Of the three players on this list, this one is perhaps the most obvious. While the other two players are headed to free agency in 2024 after a poor season, this player is coming off two consecutive unplayable seasons in which he posted ERAs over 7.00.

It’s reliever Adam Cimber, who was once a notoriously consistent and dominant figure in successful bullpens. However, those days appear to be long gone for the veteran right-hander, who is coming off a season in which he walked 14 batters and gave up 19 earned runs in just 24.1 innings.

In each of his 50 appearances over the last two seasons, he has been completely unreliable, easy to hit and disastrous.

If he hits free agency, the Angels will be perfectly fine with him trying his luck elsewhere. There are plenty of cheap pitchers in free agency or prospects in the farm system who could move up to the big leagues and do what Cimber did in 2024. As the Angels find their identity in the post-Ohtani era, it will be crucial that they don’t field pitchers who lose games for them as regularly as someone like Cimber would.

The Angels decided to bring in utility man Brandon Drury after he had a Silver Slugger year in which he slashed .263/.320/.492 in 2022. Drury continued his success in the major leagues in his first year with the Angels, slashing .262/.306/.497 with an OPS over .800. But when Drury entered his contract season this year, he performed significantly worse.

During the 2024 season, Drury hit a terrible .169/.242/.228 with 11 extra-base hits in 97 games. It was by far the worst statistical season of Drury’s professional career. Now that he’s headed to free agency, there’s no way the Angels can bring him back for another season.

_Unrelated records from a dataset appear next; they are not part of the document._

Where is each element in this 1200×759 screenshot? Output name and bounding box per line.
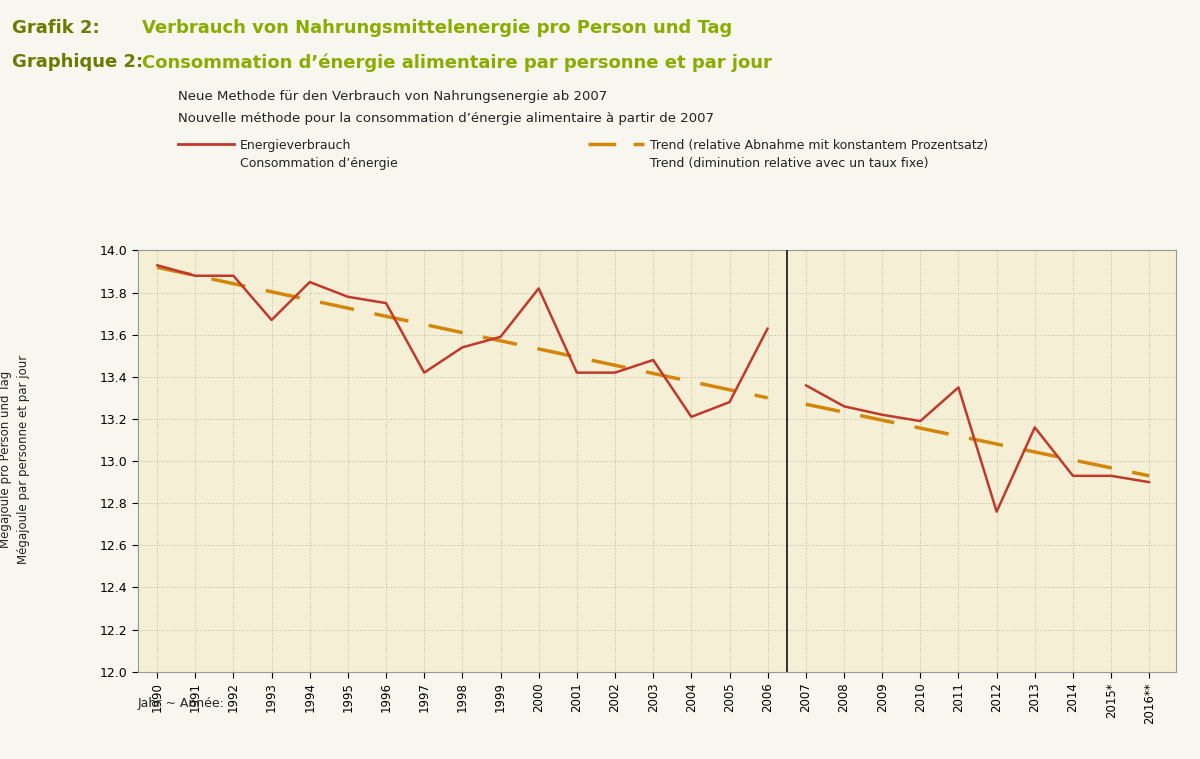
Text: Energieverbrauch: Energieverbrauch [240,139,352,152]
Text: Graphique 2:: Graphique 2: [12,53,143,71]
Text: Jahr ~ Année:: Jahr ~ Année: [138,697,224,710]
Text: Consommation d’énergie alimentaire par personne et par jour: Consommation d’énergie alimentaire par p… [142,53,772,71]
Text: Verbrauch von Nahrungsmittelenergie pro Person und Tag: Verbrauch von Nahrungsmittelenergie pro … [142,19,732,37]
Text: Grafik 2:: Grafik 2: [12,19,100,37]
Text: Trend (diminution relative avec un taux fixe): Trend (diminution relative avec un taux … [650,157,929,170]
Text: Consommation d’énergie: Consommation d’énergie [240,157,397,170]
Text: Megajoule pro Person und Tag
Mégajoule par personne et par jour: Megajoule pro Person und Tag Mégajoule p… [0,354,30,564]
Text: Neue Methode für den Verbrauch von Nahrungsenergie ab 2007: Neue Methode für den Verbrauch von Nahru… [178,90,607,102]
Text: Trend (relative Abnahme mit konstantem Prozentsatz): Trend (relative Abnahme mit konstantem P… [650,139,989,152]
Text: Nouvelle méthode pour la consommation d’énergie alimentaire à partir de 2007: Nouvelle méthode pour la consommation d’… [178,112,714,124]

If Drury had continued with the .800 OPS he’s been chasing for two years, it would have been a completely different story. But he didn’t. Top prospect Christian Moore will move up to the big leagues next season to play some infield time and take potential opportunities away from a veteran like Drury.

The team has a new direction for the future and there is no struggling veteran like Drury. He may be able to secure a cheap contract with another team in a “prove” year, but that team probably won’t be the Angels.